Sizce Mimar Kemaleddin Bey anılmaya değer bir insan değil mi?
* * *
Mimar Kemaleddin Sergisi Sorumlusu ve Anma Programı Komitesi üyesi Prof. Dr. Afife Batur, şöyle konuşuyor:
“Yapılarının çoğu ayakta olduğu için Mimar Kemalettin’i şanslı bir mimar olarak görüyorum. Ancak ‘milli mimarinin bir temsilcisi’ denilip geçilmesinin, üzerinde fazla durulmamasının da ona haksızlık olduğunu düşünüyorum. Mimar Kemalettin, klasist mi, modernist mi, milli mi, evrensel mi? Hepsini kapsıyor aslında Mimar Kemalettin. Bu, onun çok boyutluluğunu gösteriyor. 1870 - 1927... Mimar Kemalettin, tarihin en karmaşık döneminde yaşamış. Üç büyük savaş; 93 Harbi, Balkan Savaşı, Birinci Dünya Savaşı görmüş. Aynı zamanda bilimde, teknolojide, mimaride, sosyal ve kültürel yaşamda çok büyük atılımların olduğu bir dönem. Onun mimarlığı yaşadığı dönemin izlerini taşıyor hem klasist, hem modern, hem milli, hem evrensel.”
* * *
Sergi 13-26 Kasım tarihleri arasında İzmir Sanat’ta...
Tavsiye ederim.

Celal Bayar Üniversitesi’nde neler oluyor?

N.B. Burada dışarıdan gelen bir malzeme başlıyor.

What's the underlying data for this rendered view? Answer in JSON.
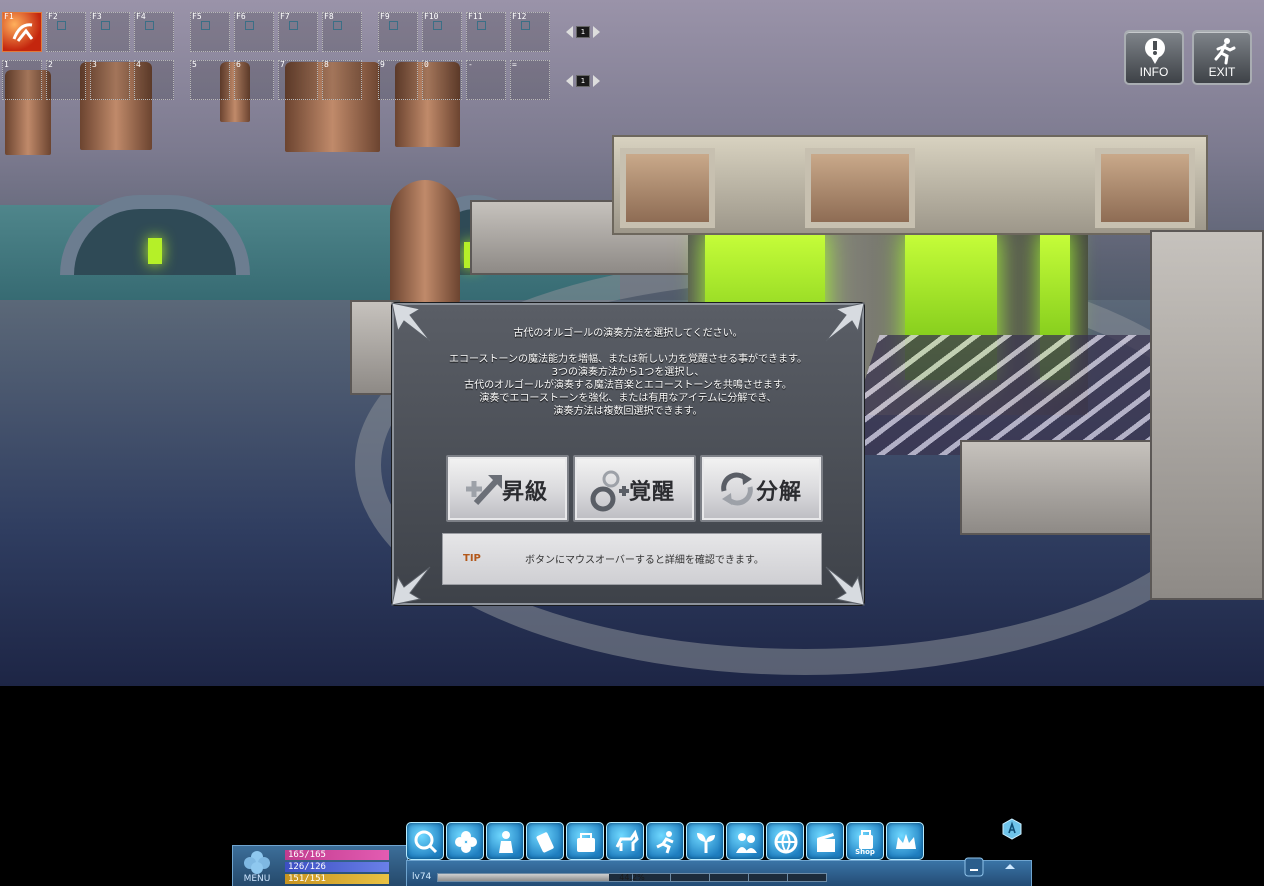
{
  "skillbar": {
    "row1_keys": [
      "F1",
      "F2",
      "F3",
      "F4",
      "F5",
      "F6",
      "F7",
      "F8",
      "F9",
      "F10",
      "F11",
      "F12"
    ],
    "row2_keys": [
      "1",
      "2",
      "3",
      "4",
      "5",
      "6",
      "7",
      "8",
      "9",
      "0",
      "-",
      "="
    ],
    "row1_page": "1",
    "row2_page": "1",
    "filled_slot_icon": "dash-skill-icon"
  },
  "system_buttons": {
    "info_label": "INFO",
    "info_icon": "exclamation-icon",
    "exit_label": "EXIT",
    "exit_icon": "running-man-icon"
  },
  "dialog": {
    "line1": "古代のオルゴールの演奏方法を選択してください。",
    "line2": "エコーストーンの魔法能力を増幅、または新しい力を覚醒させる事ができます。",
    "line3": "3つの演奏方法から1つを選択し、",
    "line4": "古代のオルゴールが演奏する魔法音楽とエコーストーンを共鳴させます。",
    "line5": "演奏でエコーストーンを強化、または有用なアイテムに分解でき、",
    "line6": "演奏方法は複数回選択できます。",
    "buttons": [
      {
        "label": "昇級",
        "icon": "upgrade-arrow-icon"
      },
      {
        "label": "覚醒",
        "icon": "awaken-circles-icon"
      },
      {
        "label": "分解",
        "icon": "recycle-arrows-icon"
      }
    ],
    "tip_label": "TIP",
    "tip_text": "ボタンにマウスオーバーすると詳細を確認できます。"
  },
  "hud": {
    "menu_label": "MENU",
    "hp": "165/165",
    "mp": "126/126",
    "sp": "151/151",
    "level": "lv74",
    "exp_text": "44.2%",
    "exp_fraction": 0.442,
    "shop_label": "Shop",
    "icons": [
      "search-icon",
      "clover-icon",
      "character-icon",
      "skill-icon",
      "inventory-icon",
      "pet-icon",
      "action-icon",
      "sprout-icon",
      "party-icon",
      "globe-icon",
      "clapperboard-icon",
      "shop-icon",
      "crown-icon"
    ]
  },
  "colors": {
    "hp": "#d84aa4",
    "mp": "#4f64d6",
    "sp": "#d9ae30",
    "tip": "#b3581a",
    "hud": "#2f6390"
  }
}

Celal Bayar Üniversitesi Rektörü Prof. Dr. Semra Öncü, “en az iki rektör yardımcısı seçme” zorunluluğuna karşın seçtiği tek rektör yardımcısı Prof. Dr. Nurdoğan Can’ın Şırnak Ağır Ceza Mahkemesi’nde “evrakta sahtecilik” suçundan 2 yıl 11 ay hapis cezasına çarptırılması ile sarsılmıştı.

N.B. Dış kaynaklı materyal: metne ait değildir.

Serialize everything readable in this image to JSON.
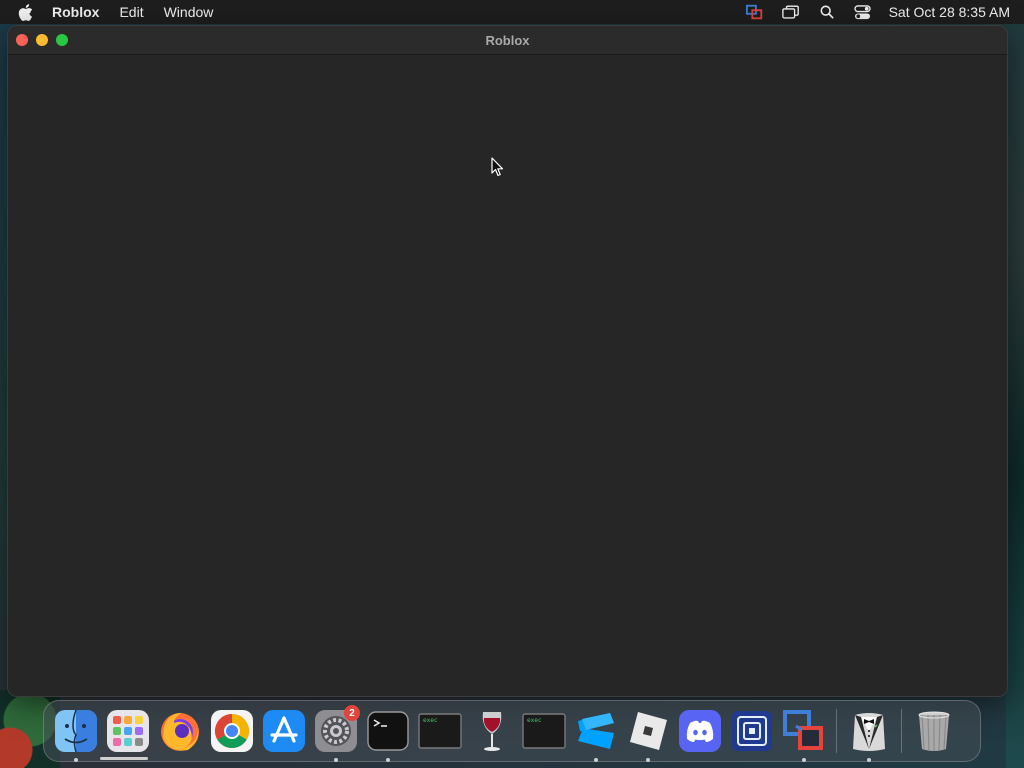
{
  "menubar": {
    "app_name": "Roblox",
    "menus": [
      "Edit",
      "Window"
    ],
    "clock": "Sat Oct 28  8:35 AM"
  },
  "window": {
    "title": "Roblox"
  },
  "dock": {
    "items": [
      {
        "name": "finder",
        "running": true
      },
      {
        "name": "launchpad",
        "running": false
      },
      {
        "name": "firefox",
        "running": false
      },
      {
        "name": "chrome",
        "running": false
      },
      {
        "name": "app-store",
        "running": false
      },
      {
        "name": "system-settings",
        "running": true,
        "badge": "2"
      },
      {
        "name": "terminal",
        "running": true
      },
      {
        "name": "exec-1",
        "label": "exec",
        "running": false
      },
      {
        "name": "wine",
        "running": false
      },
      {
        "name": "exec-2",
        "label": "exec",
        "running": false
      },
      {
        "name": "roblox-studio",
        "running": true
      },
      {
        "name": "roblox",
        "running": true
      },
      {
        "name": "discord",
        "running": false
      },
      {
        "name": "app-square",
        "running": false
      },
      {
        "name": "vm-app",
        "running": true
      },
      {
        "name": "bartender",
        "running": true
      },
      {
        "name": "trash",
        "running": false
      }
    ]
  },
  "colors": {
    "close": "#fe5f57",
    "minimize": "#febc2e",
    "maximize": "#28c840",
    "badge": "#e0443a"
  }
}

Geçtiğimiz hafta ise Rektör Öncü’nün teklifi ile atanan Mühendislik Fakültesi Dekanı Prof. Dr. Ümit Gökkuş, makamında Erdinç Yumrukaya ve Arif Koşar adlı iki işadamının kendisini tehdit ettiği ve masasını dağıttığı iddiasıyla jandarmaya başvurdu. Olay sonrası rahatsızlanan Prof. Dr. Gökkuş’un http://www.manisahaber.net/ ?x=detay&id=1008 internet adresinde yer alan röportajında, Erdinç Yumrukaya’nın, “Biz üniversitenin rektörü ile aynı takımdayız, aynı gruptayız, birlikte çalışıyoruz” sözleri ile kendisini “rektörlük ve basın kıskaçlarına” almaya çalıştığı iddia ediliyor.
* * *
İddialar Rektör Öncü’yü kapsadığından, olayın kısa süre önce üniversitedeki hukuk dışı uygulama iddialarını inceleyen YÖK Denetleme Kurulu üyeleri tarafından soruşturulmasının yararlı olacağı kanısındayım.

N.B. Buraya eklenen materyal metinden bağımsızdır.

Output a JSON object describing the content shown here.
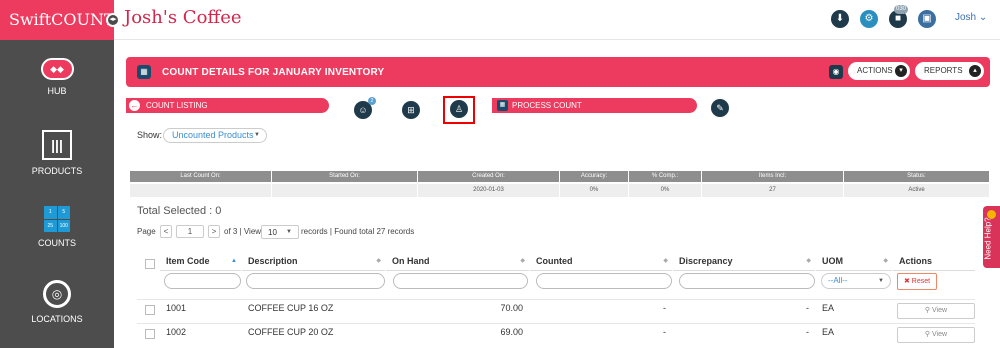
{
  "app": {
    "brand": "SwiftCOUNT",
    "store_name": "Josh's Coffee"
  },
  "topbar": {
    "badge": "030",
    "user": "Josh",
    "user_caret": "⌄"
  },
  "sidebar": {
    "items": [
      {
        "label": "HUB",
        "icon": "hub-icon"
      },
      {
        "label": "PRODUCTS",
        "icon": "barcode-icon"
      },
      {
        "label": "COUNTS",
        "icon": "counts-icon",
        "tiles": [
          "1",
          "5",
          "25",
          "100"
        ]
      },
      {
        "label": "LOCATIONS",
        "icon": "location-icon"
      }
    ]
  },
  "header": {
    "title": "COUNT DETAILS FOR JANUARY INVENTORY",
    "actions_label": "ACTIONS",
    "reports_label": "REPORTS"
  },
  "steps": {
    "count_listing_label": "COUNT LISTING",
    "process_count_label": "PROCESS COUNT",
    "step_badge": "2"
  },
  "filter": {
    "show_label": "Show:",
    "show_value": "Uncounted Products"
  },
  "summary": {
    "headers": [
      "Last Count On:",
      "Started On:",
      "Created On:",
      "Accuracy:",
      "% Comp.:",
      "Items Incl:",
      "Status:"
    ],
    "values": [
      "",
      "",
      "2020-01-03",
      "0%",
      "0%",
      "27",
      "Active"
    ]
  },
  "total": {
    "label": "Total Selected :",
    "value": "0"
  },
  "pager": {
    "page_label": "Page",
    "page": "1",
    "of_pages": "of 3 | View",
    "per_page": "10",
    "records": "records | Found total 27 records",
    "prev": "<",
    "next": ">"
  },
  "table": {
    "columns": [
      "Item Code",
      "Description",
      "On Hand",
      "Counted",
      "Discrepancy",
      "UOM",
      "Actions"
    ],
    "uom_filter": "--All--",
    "reset_label": "Reset",
    "rows": [
      {
        "code": "1001",
        "description": "COFFEE CUP 16 OZ",
        "on_hand": "70.00",
        "counted": "-",
        "discrepancy": "-",
        "uom": "EA",
        "action": "View"
      },
      {
        "code": "1002",
        "description": "COFFEE CUP 20 OZ",
        "on_hand": "69.00",
        "counted": "-",
        "discrepancy": "-",
        "uom": "EA",
        "action": "View"
      }
    ]
  },
  "help": {
    "label": "Need Help?"
  },
  "colors": {
    "brand": "#ec3b5e",
    "sidebar": "#4d4d4d",
    "dark_icon": "#1f3a4a"
  }
}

Erdinç Yumrukaya’nın Manisa Pamuklu Mensucat A.Ş. Yönetim Kurulu Başkan Yardımcısı sıfatı ile Celal Bayar Üniversitesi Rektörlüğü’nden 2006 yılında bir yazı ile hangi öğretim üyesini bilirkişi olarak istediği ve bu öğretim üyesinin görevi kabul edip etmediği de araştırılmalı.
Ziyaret nedenlerinin ünlü “Manisa Sümerbank davası” nda (bakınız 20.01.2008 tarihli yazım) bilirkişi olan Dekan Gökkuş’u, raporunu daha hızlı yazması konusunda ikna etmek olduğunu söyleyen Sayın Yumrukaya hakkında, kendisinin “Divan Başkanı” olduğu Sümerbank A.Ş.’nin bir genel kurulunda “huzur hakkı ödenmemesi” yönünde alınan kararın “ödenmesi” olarak değiştirildiği iddiası ile “evrakta sahtecilik” suçundan açılmış bir dava sürüyor.
14.03.2007 tarihli yerel Yarın Gazetesi’ndeki haberde, “Ziraat Odası Başkanı Nuri Sorman dini örgüt mensubu bazı öğretim üyelerinin kadro aldıklarına ilişkin bir raporu Cumhurbaşkanlığı’na gönderdiğini, rektörlük seçimlerinde 270 oy alan Prof. Dr. Cemil Özcan’ın yerine 57 oy alan Prof. Dr. Semra Öncü’nün atanmasına bu raporun yol açtığını” iddia ediyor. Raporu Cumhurbaşkanlığı’ndan isteyip elde eden bir öğretim üyesinin açtığı davaysa sürmekte. Öğretim elemanlarını fişleyenlerin kimler olduğu ise merak konusu.